Al Chandler

No. 81, 87, 82
- Position: Tight end

Personal information
- Born: November 18, 1950 (age 75) Oklahoma City, Oklahoma, U.S.
- Listed height: 6 ft 2 in (1.88 m)
- Listed weight: 233 lb (106 kg)

Career information
- High school: Frederick Douglass (OK)
- College: Oklahoma
- NFL draft: 1973: 2nd round, 43rd overall pick

Career history
- Cincinnati Bengals (1973-1974); New England Patriots (1976-1978); St.

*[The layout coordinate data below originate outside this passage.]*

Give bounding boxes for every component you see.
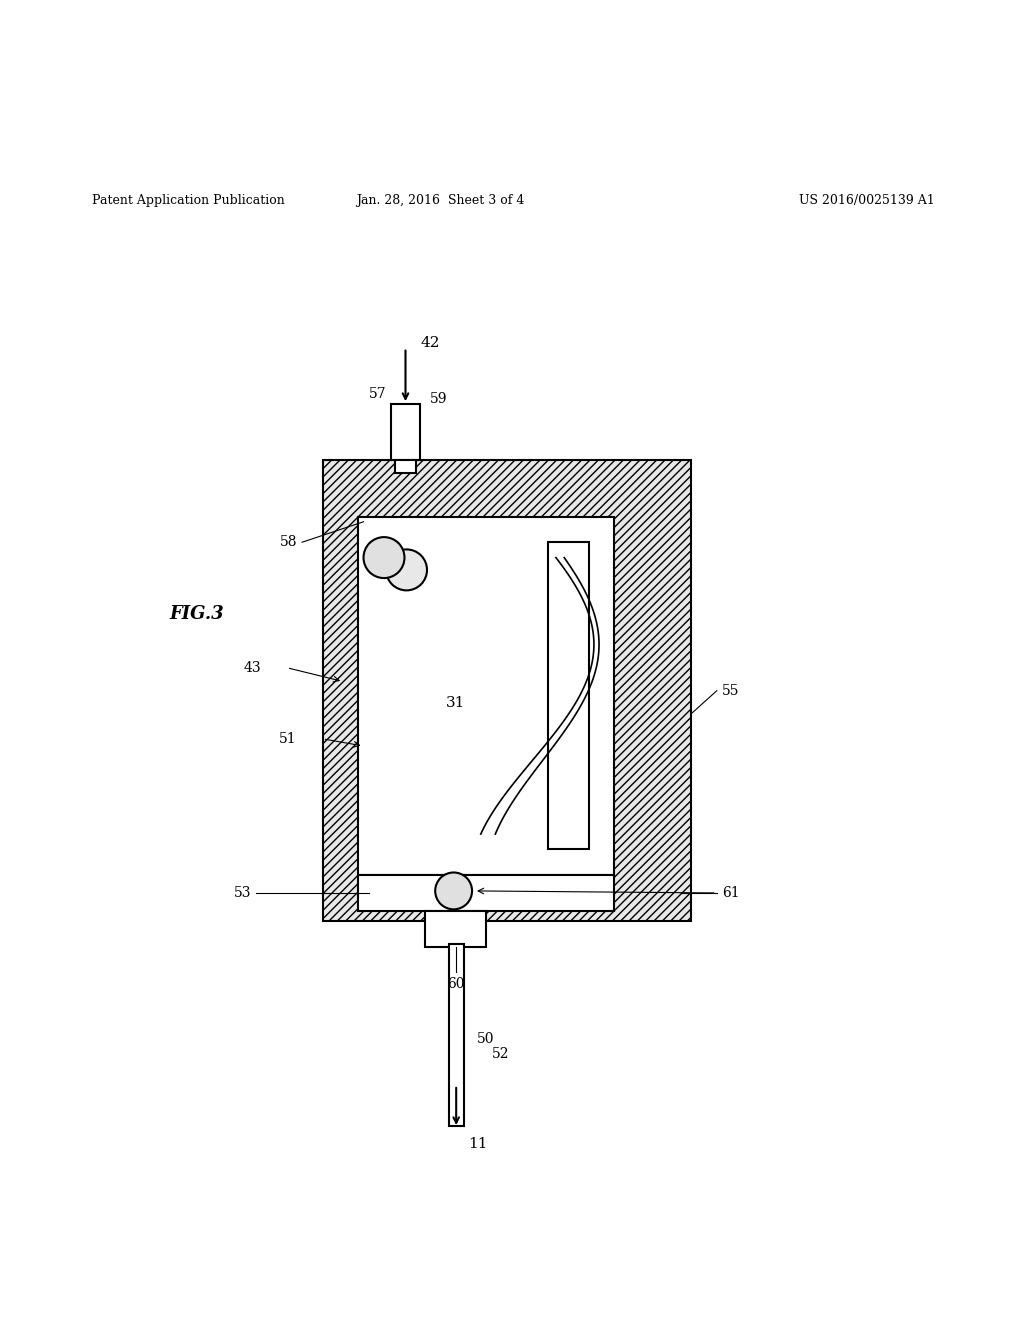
Circle shape	[435, 873, 472, 909]
Text: 51: 51	[280, 731, 297, 746]
Text: 55: 55	[722, 684, 739, 698]
Text: 11: 11	[469, 1138, 488, 1151]
Text: 60: 60	[446, 977, 465, 991]
Text: Jan. 28, 2016  Sheet 3 of 4: Jan. 28, 2016 Sheet 3 of 4	[356, 194, 524, 207]
Text: 42: 42	[421, 335, 440, 350]
Circle shape	[386, 549, 427, 590]
Text: 43: 43	[244, 661, 261, 675]
Bar	[358, 875, 614, 911]
Bar	[391, 404, 420, 461]
Text: US 2016/0025139 A1: US 2016/0025139 A1	[799, 194, 935, 207]
Bar	[358, 516, 614, 875]
Text: 52: 52	[493, 1047, 510, 1061]
Bar	[548, 543, 589, 850]
Text: 58: 58	[280, 535, 297, 549]
Text: Patent Application Publication: Patent Application Publication	[92, 194, 285, 207]
Bar	[425, 911, 486, 946]
Bar	[323, 461, 691, 921]
Text: 31: 31	[446, 696, 465, 710]
Text: 53: 53	[233, 886, 251, 900]
Text: 57: 57	[369, 387, 386, 401]
Text: 61: 61	[722, 886, 739, 900]
Text: FIG.3: FIG.3	[169, 605, 223, 623]
Bar	[449, 944, 464, 1126]
Circle shape	[364, 537, 404, 578]
Bar	[395, 461, 416, 473]
Text: 59: 59	[430, 392, 447, 405]
Text: 50: 50	[477, 1032, 495, 1045]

Louis Cardinals (1978-1979); New England Patriots (1979);

Awards and highlights
- Second-team All-American (1972); Second-team All-Big Eight (1971);

Career NFL statistics
- Receptions: 35
- Receiving yards: 367
- Receiving TDs: 9
- Stats at Pro Football Reference

= Al Chandler =

American football player (born 1950)

Albert Morris Chandler (born November 18, 1950) is an American former professional football player who was a tight end for six seasons in the National Football League (NFL) for the Cincinnati Bengals, New England Patriots, and St. Louis Cardinals.

==Professional career==

===Cincinnati Bengals===
Chandler didn't record a single catch in his first season as a Cincinnati Bengal. In his second year, he recorded one catch for nine yards and no touchdowns.